可视化方法

 

1. TSNE 可视化

# 3D / 2D可视化
def TSNE_API(data, label):
    """

    :param data: numpy array N x dim
    :param label: N
    :return:
    """
    print('data shape: {}, label shape: {}'.format(data.shape, label.shape))

    tsne = TSNE(n_components=2, init='random', random_state=100, perplexity=40, n_iter=1000)
    # data
    # normalize data
    # data_norm = F.normalize(data, p=2, dim=-1)
    data = tsne.fit_transform(data)

    x_min, x_max = np.min(data, 0), np.max(data, 0)
    data_norm = (data - x_min) / (x_max - x_min)
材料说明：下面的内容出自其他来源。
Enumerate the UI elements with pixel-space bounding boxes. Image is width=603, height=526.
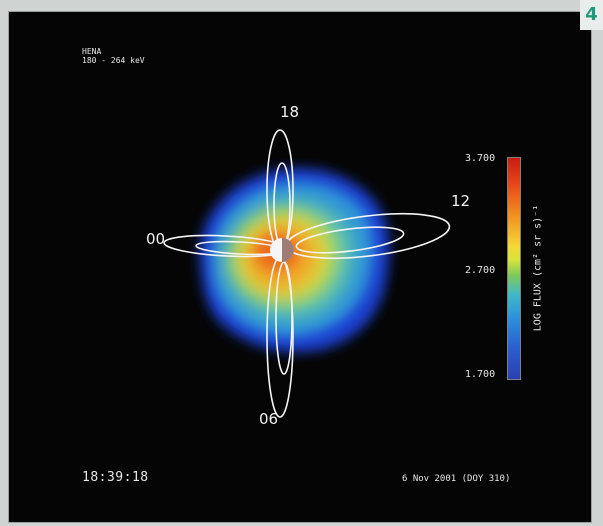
local-time-label-right: 12	[451, 192, 471, 210]
colorbar-title: LOG FLUX (cm² sr s)⁻¹	[532, 204, 544, 332]
page-number-badge: 4	[580, 0, 603, 30]
emission-blob	[199, 168, 390, 353]
instrument-label: HENA	[82, 47, 102, 56]
local-time-label-top: 18	[280, 103, 300, 121]
colorbar-max-label: 3.700	[465, 153, 496, 164]
local-time-label-bottom: 06	[259, 410, 279, 428]
date-label: 6 Nov 2001 (DOY 310)	[402, 474, 511, 484]
colorbar-min-label: 1.700	[465, 369, 496, 380]
colorbar	[507, 157, 521, 380]
timestamp-label: 18:39:18	[82, 470, 149, 485]
colorbar-mid-label: 2.700	[465, 265, 496, 276]
energy-range-label: 180 - 264 keV	[82, 56, 145, 65]
planet-disk	[270, 238, 294, 262]
local-time-label-left: 00	[146, 230, 166, 248]
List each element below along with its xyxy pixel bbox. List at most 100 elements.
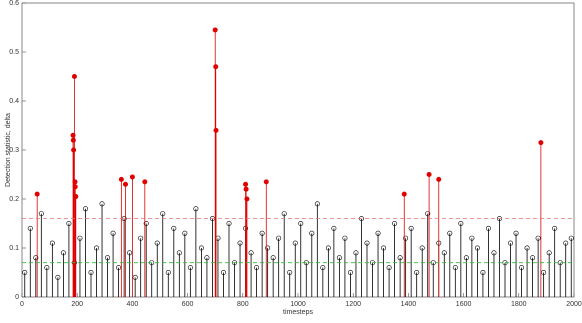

    # 指定要可视化的类别数目 N 和列表 plot_class_list
    # N = 20
    # unique_cls = np.unique(label)[:N].tolist()     # 只绘制前十个类别
    # plot_class_list = unique_cls
    plot_class_list = [ 79, 86, 87, 91]  # 71, 90
    N = len(plot_class_list)

    cls_num = len(plot_class_list)
    color_list = ["#000000", "#B22222", "#9400D3", "#FFA500"] # "#000000", "#8B0000",         # get_color_list(num=cls_num)

    fig = plt.figure(dpi=600)
    # ax = plt.subplot()
    ax = Axes3D(fig)

    flag = [0] * N

    for i in range(data_norm.shape[0]):
        ss = 10
        marker = 'o'
        alpha = 0.6
        if label[i] in plot_class_list:
            index = plot_class_list.index(label[i])
            ax.scatter(data_norm[i, 0], data_norm[i, 1], 0, s=10, c=color_list[index], alpha=alpha, marker=marker, label=label[i])
            if flag[index] == 0:
                ax.text(data_norm[i, 0], data_norm[i, 1], 0, str(label[i]), fontdict={'weight': 'bold', 'size': 10}, color="#000000")
                # plt.text(data_norm[i, 0], data_norm[i, 1], data_norm[i, 2], 60, str(label[i]), size=10, alpha=0.8, weight="bold", color="#000000")
                flag[index] = 1

    # plt.legend()
    ax.set_xlabel('X label')
    ax.set_ylabel('Y label')
    # ax.set_zlabel('Z label')
    # plt.axis('off')

    # bbox_inches='tight',  pad_inches=0 去除图像空白
    # plt.savefig('/data/code/C2F_ZSL/visualize/awa2_tsne_10_class_mix.png', dpi=1000, bbox_inches='tight', pad_inches=0)
    plt.show()

    return fig

2. 关于hub问题的评估指标斜度计算

给定一个数据集作为输入,每条数据都是一个高维向量,hub问题指的是存在一些数据点常常作为其它许多数据点的 $k$ 近邻点,即使这些点不属于同一类别。 斜度Skewness表示是数据点 $x$ 作为其它数据点的紧邻点的次数,记为$N_{k}^{h}(x)$, 该变量分布倾斜度指标为斜度,特别地有正态分布的斜度为0.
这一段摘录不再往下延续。